Wirtschaft

"Unmengen" von Geld abgeflossen Zypern prüft Überweisungen

Die Bedingungen für das Rettungspaket stoßen in Zypern auf wenig Verständnis.

Die Bedingungen für das Rettungspaket stoßen in Zypern auf wenig Verständnis.

(Foto: REUTERS)

Wer größere Guthaben auf zyprischen Konten hat, wird wohl einen Teil des Geldes verlieren. Doch einige zyprische Beamte sind davon womöglich nicht betroffen. Sie sollen ihre Konten noch vor dem Schließen der Banken geräumt haben. Der Parlamentspräsident kündigt eine Untersuchung an.

In den Wochen und Tagen vor der Schließung der Banken Zyperns wegen der dramatischen Finanzlage soll es ungewöhnlich hohe Geldüberweisungen ins Ausland und Abhebungen von Bargeld gegeben haben. Diesen Informationen will nun Parlamentspräsident Ginnakis Omirou nachgehen. Er hat einer Liste mit den Überweisungen ins Ausland der vergangenen Wochen gefordert, wie die Nachrichtenagentur dpa berichtet.

Omirou will prüfen ob hohe Beamte, die in den Entscheidungszentren der Zentralbank oder auch im Präsidialgebäude sitzen und von der bevorstehenden Entscheidung zur Schließung der Banken am 16. März wussten, Geld ins Ausland geschafft haben. Zyprische Medien berichteten ohne Quellenangabe, es seien "Unmengen" von Geld abgehoben worden.

Banken sollen am Donnerstag öffnen

Unterdessen zeigt sich die zyprische Regierung optimistisch, die seit Tagen geschlossenen Banken am Donnerstag wieder öffnen zu können. Die Regierung habe noch etwas Zeit gebraucht, um Kapitalbeschränkungen zu installieren, sagte Finanzminister Michael Sarris der BBC. Eigentlich sollten die Banken bereits an diesem Dienstag wieder öffnen, was aber kurzfristig um zwei Tage verschoben wurde.

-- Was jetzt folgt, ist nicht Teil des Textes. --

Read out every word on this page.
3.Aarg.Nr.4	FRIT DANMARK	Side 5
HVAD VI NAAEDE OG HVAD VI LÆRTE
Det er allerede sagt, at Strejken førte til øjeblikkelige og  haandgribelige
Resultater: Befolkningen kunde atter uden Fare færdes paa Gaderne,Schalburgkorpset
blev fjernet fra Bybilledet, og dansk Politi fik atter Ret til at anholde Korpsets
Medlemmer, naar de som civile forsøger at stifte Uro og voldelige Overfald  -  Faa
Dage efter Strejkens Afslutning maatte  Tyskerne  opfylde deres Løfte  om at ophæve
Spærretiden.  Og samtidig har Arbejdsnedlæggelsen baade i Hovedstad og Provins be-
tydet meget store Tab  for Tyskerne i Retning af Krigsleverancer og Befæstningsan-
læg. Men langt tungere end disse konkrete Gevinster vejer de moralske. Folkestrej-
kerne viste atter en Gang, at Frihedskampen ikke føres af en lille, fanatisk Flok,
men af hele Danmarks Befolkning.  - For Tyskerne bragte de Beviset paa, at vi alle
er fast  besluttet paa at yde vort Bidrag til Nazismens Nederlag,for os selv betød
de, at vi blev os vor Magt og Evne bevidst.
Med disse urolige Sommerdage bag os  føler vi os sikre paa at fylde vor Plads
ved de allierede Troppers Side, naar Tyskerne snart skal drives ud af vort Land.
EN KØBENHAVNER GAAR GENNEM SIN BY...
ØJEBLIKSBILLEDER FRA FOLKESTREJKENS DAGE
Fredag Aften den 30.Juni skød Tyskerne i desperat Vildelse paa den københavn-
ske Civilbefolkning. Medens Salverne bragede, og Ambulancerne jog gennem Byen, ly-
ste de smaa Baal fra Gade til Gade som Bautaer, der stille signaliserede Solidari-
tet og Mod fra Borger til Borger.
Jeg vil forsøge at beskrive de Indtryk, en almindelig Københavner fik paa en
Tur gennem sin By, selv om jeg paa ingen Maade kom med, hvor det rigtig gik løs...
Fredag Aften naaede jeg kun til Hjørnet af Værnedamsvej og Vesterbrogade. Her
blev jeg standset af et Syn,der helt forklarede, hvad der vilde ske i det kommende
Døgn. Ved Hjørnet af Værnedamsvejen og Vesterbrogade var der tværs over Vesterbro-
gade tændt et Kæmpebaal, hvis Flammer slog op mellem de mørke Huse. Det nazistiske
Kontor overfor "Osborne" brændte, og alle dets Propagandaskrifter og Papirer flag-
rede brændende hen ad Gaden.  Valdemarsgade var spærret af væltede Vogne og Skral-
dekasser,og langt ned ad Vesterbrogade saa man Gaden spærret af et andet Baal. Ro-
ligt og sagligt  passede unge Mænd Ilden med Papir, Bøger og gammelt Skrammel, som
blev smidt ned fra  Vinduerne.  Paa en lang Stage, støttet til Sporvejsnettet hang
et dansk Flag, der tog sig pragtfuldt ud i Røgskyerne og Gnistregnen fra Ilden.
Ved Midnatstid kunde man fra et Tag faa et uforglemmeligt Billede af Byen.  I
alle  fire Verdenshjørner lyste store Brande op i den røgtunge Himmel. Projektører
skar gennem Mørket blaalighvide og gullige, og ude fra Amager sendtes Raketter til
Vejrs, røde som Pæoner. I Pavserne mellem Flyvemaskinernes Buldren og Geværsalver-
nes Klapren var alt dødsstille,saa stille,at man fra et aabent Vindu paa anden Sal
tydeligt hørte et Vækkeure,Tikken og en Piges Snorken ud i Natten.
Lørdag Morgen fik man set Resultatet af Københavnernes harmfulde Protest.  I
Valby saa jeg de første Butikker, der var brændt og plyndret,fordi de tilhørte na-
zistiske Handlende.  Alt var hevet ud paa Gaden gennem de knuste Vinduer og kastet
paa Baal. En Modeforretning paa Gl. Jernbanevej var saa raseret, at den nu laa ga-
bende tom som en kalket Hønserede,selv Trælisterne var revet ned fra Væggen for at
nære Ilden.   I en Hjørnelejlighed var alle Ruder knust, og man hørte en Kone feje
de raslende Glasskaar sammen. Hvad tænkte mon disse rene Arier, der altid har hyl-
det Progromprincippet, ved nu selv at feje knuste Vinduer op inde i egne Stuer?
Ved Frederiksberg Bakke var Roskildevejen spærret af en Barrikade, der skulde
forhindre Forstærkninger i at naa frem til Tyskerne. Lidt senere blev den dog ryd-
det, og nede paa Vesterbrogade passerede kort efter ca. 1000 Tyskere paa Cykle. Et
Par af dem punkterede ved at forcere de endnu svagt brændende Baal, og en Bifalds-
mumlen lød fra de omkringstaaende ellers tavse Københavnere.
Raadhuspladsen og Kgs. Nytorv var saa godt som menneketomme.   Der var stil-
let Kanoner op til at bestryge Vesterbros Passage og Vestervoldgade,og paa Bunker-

Das nächtliche Verwirrspiel um die Öffnung der Banken auf Zypern sorgt für weitere Unruhe in der Bevölkerung. Zudem herrscht nach wie vor Unklarheit über die geplanten Einschränkungen, mit denen bei einer Wiedereröffnung der Banken ein sofortiger Abfluss des gesamten Kapitals verhindert werden soll.

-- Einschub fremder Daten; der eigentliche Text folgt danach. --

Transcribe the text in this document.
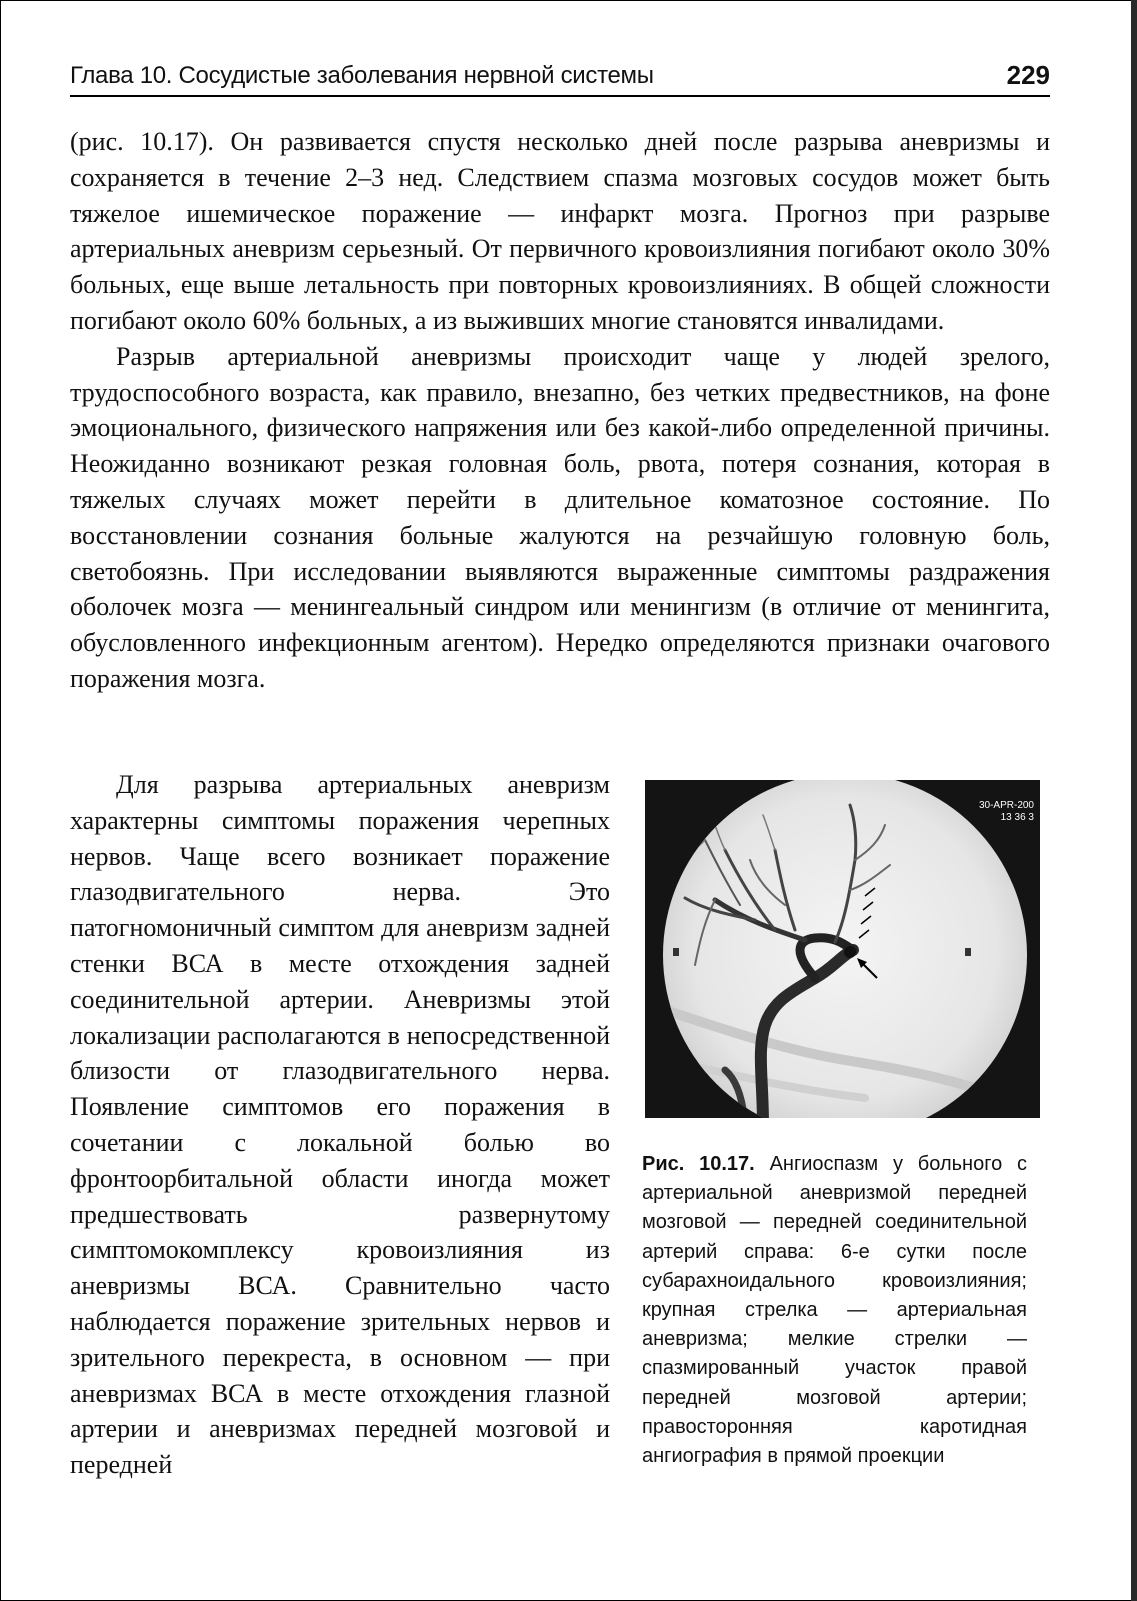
Глава 10. Сосудистые заболевания нервной системы	229

(рис. 10.17). Он развивается спустя несколько дней после разрыва аневризмы и сохраняется в течение 2–3 нед. Следствием спазма мозговых сосудов может быть тяжелое ишемическое поражение — инфаркт мозга. Прогноз при разрыве артериальных аневризм серьезный. От первичного кровоизлияния погибают около 30% больных, еще выше летальность при повторных кровоизлияниях. В общей сложности погибают около 60% больных, а из выживших многие становятся инвалидами.

Разрыв артериальной аневризмы происходит чаще у людей зрелого, трудоспособного возраста, как правило, внезапно, без четких предвестников, на фоне эмоционального, физического напряжения или без какой-либо определенной причины. Неожиданно возникают резкая головная боль, рвота, потеря сознания, которая в тяжелых случаях может перейти в длительное коматозное состояние. По восстановлении сознания больные жалуются на резчайшую головную боль, светобоязнь. При исследовании выявляются выраженные симптомы раздражения оболочек мозга — менингеальный синдром или менингизм (в отличие от менингита, обусловленного инфекционным агентом). Нередко определяются признаки очагового поражения мозга.

Для разрыва артериальных аневризм характерны симптомы поражения черепных нервов. Чаще всего возникает поражение глазодвигательного нерва. Это патогномоничный симптом для аневризм задней стенки ВСА в месте отхождения задней соединительной артерии. Аневризмы этой локализации располагаются в непосредственной близости от глазодвигательного нерва. Появление симптомов его поражения в сочетании с локальной болью во фронтоорбитальной области иногда может предшествовать развернутому симптомокомплексу кровоизлияния из аневризмы ВСА. Сравнительно часто наблюдается поражение зрительных нервов и зрительного перекреста, в основном — при аневризмах ВСА в месте отхождения глазной артерии и аневризмах передней мозговой и передней

30-APR-200
13 36 3
Рис. 10.17. Ангиоспазм у больного с артериальной аневризмой передней мозговой — передней соединительной артерий справа: 6-е сутки после субарахноидального кровоизлияния; крупная стрелка — артериальная аневризма; мелкие стрелки — спазмированный участок правой передней мозговой артерии; правосторонняя каротидная ангиография в прямой проекции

Nach einem Tauziehen zwischen dem Gouverneur der Zentralbank Zyperns und Staatspräsident Nikos Anastasiades wurde zu später Stunde beschlossen, alle Banken des EU-Landes noch geschlossen zu halten. Aus Gründen der "gleichmäßigen Funktion des gesamten zyprischen Bankensystems" sollten die Banken gemeinsam am Donnerstag öffnen, verlautete aus dem Finanzministerium und der Zentralbank.

Zunächst hatte es am Montag geheißen, dass am Dienstag zumindest die Genossenschaftsbanken sowie die nicht angeschlagenen kleineren Banken ihre Schalter öffnen würden. Die Banken auf Zypern sind bereits seit dem 16. März geschlossen.

Unterdessen demonstrierten auf den Straßen der zyprischen Hauptstadt Nikosia hunderte Schüler gegen die sogenannte Troika aus EU, Europäischer Zentralbank und dem Internationalen Währungsfonds, die am Wochenende ein Rettungspaket für das finanziell angeschlagene Zypern geschnürt hatte. "Troika raus aus Zypern", skandierten die überwiegend links orientierten Schüler vor dem Parlament. "Wir können es auch alleine schaffen", meinte eine Schülern.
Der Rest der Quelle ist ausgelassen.